The response of single guard and down hair mechanoreceptors to moving air-jet stimulation

The response of single guard and down hair mechanoreceptors to moving air-jet stimulation

R H Ray et al. Brain Res. .

Abstract

The response properties of single guard (G) and down (D) hair afferent nerve fibers innervating the hairy skin of the hindlimb were studied in acute barbiturate-anesthetized cats. The purpose of the study was to identify and analyze the relative contribution of those stimulus features determining the discharge patterns evoked in single afferents by a fine air-jet stimulus moving across the skin and varying in force, velocity, position, direction and orientation. The response of single G hair afferents to moving air-jet stimuli reveals that the responsiveness of each fiber to stimuli with arbitrary orientation, direction and position within the receptive field (RF) displays an optimum velocity sensitivity which is not predictable from punctate data. Although the response pattern is remarkably consistent for each moving stimulus condition, there are significant differences in response as a function of stimulus orientation, direction and velocity. RF 'maps' constructed from the responses evoked as the air-jet traverses the skin reveal multiple zones of high and low sensitivity. The distribution of sensitive zones is remarkably consistent for maps constructed with stimuli varying in orientation, direction and velocity.
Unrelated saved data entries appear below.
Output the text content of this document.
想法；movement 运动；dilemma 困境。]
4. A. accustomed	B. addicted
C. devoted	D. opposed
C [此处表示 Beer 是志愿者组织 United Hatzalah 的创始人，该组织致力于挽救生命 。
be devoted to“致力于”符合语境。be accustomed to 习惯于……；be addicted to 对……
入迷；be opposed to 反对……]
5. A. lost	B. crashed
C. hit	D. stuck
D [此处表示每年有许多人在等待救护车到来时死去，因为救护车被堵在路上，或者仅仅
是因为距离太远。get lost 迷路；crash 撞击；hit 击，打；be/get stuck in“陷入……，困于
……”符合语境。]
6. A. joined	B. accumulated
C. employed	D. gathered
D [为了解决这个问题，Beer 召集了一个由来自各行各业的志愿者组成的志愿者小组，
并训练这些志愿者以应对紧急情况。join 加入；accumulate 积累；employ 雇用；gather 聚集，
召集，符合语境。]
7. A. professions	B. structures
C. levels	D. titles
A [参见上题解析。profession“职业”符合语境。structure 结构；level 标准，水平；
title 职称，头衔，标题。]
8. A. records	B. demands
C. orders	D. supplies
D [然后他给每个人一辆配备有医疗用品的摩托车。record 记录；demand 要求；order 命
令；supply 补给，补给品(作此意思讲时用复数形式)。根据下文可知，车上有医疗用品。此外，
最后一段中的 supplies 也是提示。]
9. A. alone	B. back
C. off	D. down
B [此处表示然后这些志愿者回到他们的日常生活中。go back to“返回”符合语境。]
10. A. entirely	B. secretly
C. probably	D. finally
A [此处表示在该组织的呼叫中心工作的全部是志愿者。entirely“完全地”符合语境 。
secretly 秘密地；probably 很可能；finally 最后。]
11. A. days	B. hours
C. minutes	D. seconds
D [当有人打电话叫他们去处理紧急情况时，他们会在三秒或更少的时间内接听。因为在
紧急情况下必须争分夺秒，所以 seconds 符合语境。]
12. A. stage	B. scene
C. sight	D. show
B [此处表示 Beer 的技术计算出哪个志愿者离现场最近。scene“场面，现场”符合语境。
It is apparent that the principal determinant of the response for a given stimulus traverse is the spatial distribution of sensitive spots throughout the RF. Although noticeably more uniform in sensitivity, the RFs of D hair afferents demonstrate similar properties. These findings indicate that G and D hair afferent nerve fibers respond more vigorously to moving stimuli than to stationary displacement and display complex RF inhomogeneities which must be taken into account for the study of central neuronal information processing and feature extraction.